Needing to partition multiple databases and tables

  • I have 3 databases that are structurally the same. They are on the same instance of SQL2005 SP2a. I need to be able to combine all the data into one view, eg I have 3 employee tables in 3 different databases which are set up the same just have different data in it. I know this is possible but not sure where to start.

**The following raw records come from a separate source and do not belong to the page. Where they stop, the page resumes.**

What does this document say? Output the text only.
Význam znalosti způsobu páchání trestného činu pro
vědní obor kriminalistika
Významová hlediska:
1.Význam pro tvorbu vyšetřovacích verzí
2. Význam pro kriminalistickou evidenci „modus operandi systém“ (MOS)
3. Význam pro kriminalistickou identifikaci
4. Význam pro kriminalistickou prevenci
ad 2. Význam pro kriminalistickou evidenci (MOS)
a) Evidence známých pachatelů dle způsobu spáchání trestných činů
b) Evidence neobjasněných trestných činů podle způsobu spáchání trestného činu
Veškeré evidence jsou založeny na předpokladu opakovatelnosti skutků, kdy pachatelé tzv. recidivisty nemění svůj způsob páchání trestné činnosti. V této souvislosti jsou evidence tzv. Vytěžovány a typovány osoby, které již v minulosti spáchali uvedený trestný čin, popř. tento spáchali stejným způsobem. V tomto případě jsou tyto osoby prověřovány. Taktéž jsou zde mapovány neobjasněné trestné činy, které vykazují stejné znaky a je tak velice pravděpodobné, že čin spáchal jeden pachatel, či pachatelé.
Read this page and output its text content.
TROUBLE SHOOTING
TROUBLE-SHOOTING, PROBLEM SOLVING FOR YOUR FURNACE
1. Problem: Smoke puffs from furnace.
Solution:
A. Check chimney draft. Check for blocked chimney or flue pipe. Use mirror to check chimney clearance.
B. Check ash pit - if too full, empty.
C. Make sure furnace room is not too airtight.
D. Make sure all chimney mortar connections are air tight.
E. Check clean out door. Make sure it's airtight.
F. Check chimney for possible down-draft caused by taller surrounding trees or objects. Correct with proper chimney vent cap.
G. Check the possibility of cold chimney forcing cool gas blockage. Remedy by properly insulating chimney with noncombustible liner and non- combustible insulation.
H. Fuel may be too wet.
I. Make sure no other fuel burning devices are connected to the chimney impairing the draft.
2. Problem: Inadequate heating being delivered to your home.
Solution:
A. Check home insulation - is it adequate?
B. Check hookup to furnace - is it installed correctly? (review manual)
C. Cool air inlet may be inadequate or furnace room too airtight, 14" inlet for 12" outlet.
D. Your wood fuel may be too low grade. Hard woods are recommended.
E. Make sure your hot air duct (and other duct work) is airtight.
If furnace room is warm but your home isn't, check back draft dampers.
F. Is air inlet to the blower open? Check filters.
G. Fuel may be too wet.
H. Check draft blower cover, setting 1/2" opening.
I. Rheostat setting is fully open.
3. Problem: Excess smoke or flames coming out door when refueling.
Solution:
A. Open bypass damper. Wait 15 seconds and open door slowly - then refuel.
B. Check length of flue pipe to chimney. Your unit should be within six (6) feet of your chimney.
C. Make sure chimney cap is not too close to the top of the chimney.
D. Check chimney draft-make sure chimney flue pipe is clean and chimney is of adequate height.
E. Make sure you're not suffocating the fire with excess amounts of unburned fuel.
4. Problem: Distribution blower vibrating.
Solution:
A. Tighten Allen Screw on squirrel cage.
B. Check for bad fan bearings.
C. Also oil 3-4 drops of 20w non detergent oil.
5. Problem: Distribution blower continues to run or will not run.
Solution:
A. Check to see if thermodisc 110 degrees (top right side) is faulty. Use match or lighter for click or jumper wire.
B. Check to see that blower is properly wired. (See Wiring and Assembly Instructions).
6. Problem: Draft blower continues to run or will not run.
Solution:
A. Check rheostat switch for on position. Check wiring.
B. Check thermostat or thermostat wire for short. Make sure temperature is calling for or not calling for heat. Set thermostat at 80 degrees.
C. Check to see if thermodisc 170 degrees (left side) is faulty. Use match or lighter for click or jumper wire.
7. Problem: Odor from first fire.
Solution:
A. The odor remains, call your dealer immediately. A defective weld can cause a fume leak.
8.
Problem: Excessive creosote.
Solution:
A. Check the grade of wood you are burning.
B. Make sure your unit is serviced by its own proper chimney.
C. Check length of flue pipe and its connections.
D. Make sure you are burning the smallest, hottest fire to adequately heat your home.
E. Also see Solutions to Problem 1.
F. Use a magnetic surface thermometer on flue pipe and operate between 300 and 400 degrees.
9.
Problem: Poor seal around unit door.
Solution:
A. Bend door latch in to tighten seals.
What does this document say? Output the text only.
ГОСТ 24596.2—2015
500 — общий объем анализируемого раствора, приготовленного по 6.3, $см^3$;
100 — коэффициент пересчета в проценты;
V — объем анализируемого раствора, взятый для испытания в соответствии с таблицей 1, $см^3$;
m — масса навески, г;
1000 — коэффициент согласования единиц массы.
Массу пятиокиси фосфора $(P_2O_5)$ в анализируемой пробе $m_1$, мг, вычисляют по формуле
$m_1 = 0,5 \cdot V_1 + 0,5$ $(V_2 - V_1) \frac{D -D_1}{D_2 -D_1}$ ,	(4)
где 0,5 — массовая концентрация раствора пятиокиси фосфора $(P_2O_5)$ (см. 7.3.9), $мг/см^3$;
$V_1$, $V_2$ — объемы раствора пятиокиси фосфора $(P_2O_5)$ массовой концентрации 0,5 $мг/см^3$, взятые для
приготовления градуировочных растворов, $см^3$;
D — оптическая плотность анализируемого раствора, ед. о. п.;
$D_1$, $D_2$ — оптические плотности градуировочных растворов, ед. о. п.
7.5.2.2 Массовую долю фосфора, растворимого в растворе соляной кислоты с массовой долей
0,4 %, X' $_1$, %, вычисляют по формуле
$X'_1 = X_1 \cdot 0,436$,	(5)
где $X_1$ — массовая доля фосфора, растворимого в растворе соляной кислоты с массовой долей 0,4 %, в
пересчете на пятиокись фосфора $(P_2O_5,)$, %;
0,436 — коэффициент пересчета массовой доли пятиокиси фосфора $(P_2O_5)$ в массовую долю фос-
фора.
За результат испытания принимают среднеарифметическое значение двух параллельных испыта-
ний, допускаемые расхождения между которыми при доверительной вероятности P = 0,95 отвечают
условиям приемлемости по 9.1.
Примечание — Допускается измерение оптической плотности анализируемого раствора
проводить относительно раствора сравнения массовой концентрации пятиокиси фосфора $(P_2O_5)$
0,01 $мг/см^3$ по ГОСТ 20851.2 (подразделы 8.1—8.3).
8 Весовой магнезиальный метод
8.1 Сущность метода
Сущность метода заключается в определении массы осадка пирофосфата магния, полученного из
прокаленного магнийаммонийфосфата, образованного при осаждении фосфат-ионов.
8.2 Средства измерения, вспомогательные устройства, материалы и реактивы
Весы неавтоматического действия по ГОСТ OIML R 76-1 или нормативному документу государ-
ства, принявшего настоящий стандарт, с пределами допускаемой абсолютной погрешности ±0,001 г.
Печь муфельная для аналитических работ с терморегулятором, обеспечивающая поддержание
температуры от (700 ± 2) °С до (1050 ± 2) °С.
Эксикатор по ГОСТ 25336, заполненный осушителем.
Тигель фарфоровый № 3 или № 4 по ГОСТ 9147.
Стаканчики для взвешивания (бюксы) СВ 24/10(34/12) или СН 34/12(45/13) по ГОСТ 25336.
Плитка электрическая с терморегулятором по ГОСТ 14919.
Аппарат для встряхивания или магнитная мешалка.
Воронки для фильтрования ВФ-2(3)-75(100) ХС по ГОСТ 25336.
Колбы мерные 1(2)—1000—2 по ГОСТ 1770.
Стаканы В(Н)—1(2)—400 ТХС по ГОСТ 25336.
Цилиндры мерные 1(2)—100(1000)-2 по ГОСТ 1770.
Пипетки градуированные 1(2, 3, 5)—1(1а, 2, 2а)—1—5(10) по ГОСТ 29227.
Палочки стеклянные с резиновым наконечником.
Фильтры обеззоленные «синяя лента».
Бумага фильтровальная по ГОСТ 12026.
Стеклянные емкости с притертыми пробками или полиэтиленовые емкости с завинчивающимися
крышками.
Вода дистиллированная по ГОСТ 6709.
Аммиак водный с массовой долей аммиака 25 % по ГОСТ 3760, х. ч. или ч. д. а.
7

Can someone please help out with the easiest way to do this.

    Thanks in advance

    Kris


    Thanks,

    Kris

  • You can perform cross database joins/unions by fully qualifying the table names like

    Select a,b,c

    From database.schema.table

    union all

    Select d, e, f

    From database.schema.table

    etc...

  • If you have DB1, DB2, DB3, I'd recommend you create a view for each table.

    In DB1, create view db2Employee as select * from db2.dbo.Employee.

    Also, create view db3Employee as select * from db3.dbo.employee.

    Then I'd create a view of those as

    create view vEmployee

    as

    select * from Employee

    union select * from db2Employee

    union select * from db3Employee

    This way if you need to add a new view you can do it without changing code and if the databases move to another instance, you just change the view for that table, not the application code.

  • Are your DBs hosting distinct data?

    Do you need to be able to update your data?

    Then go for Distributed Partitioned Views

    http://technet.microsoft.com/en-us/library/ms188299.aspx

    Best Regards,

    Chris Büttner

  • It appears while the tables in all the 3 databases are called the same they don't always contain the same columns. There is around 10 tables in each database that I want to combine. So 30 all up. The most significant is the Employee table which is different in each Database.

    Does UNION ALL still apply in this situation? Or is there a better solution?


    Thanks,

    Kris

  • With a UNION, it only matters that the data types of the columns you choose are the same. The column names that are returned in the first query in the union are the ones that are used by your client application.

    UNION ALL is supposedly more efficient, because by default UNION only returns distinct values.

    You can experiment by unioning just two of your tables in a view, then try to select from it and you will see the column naming and data type behavior.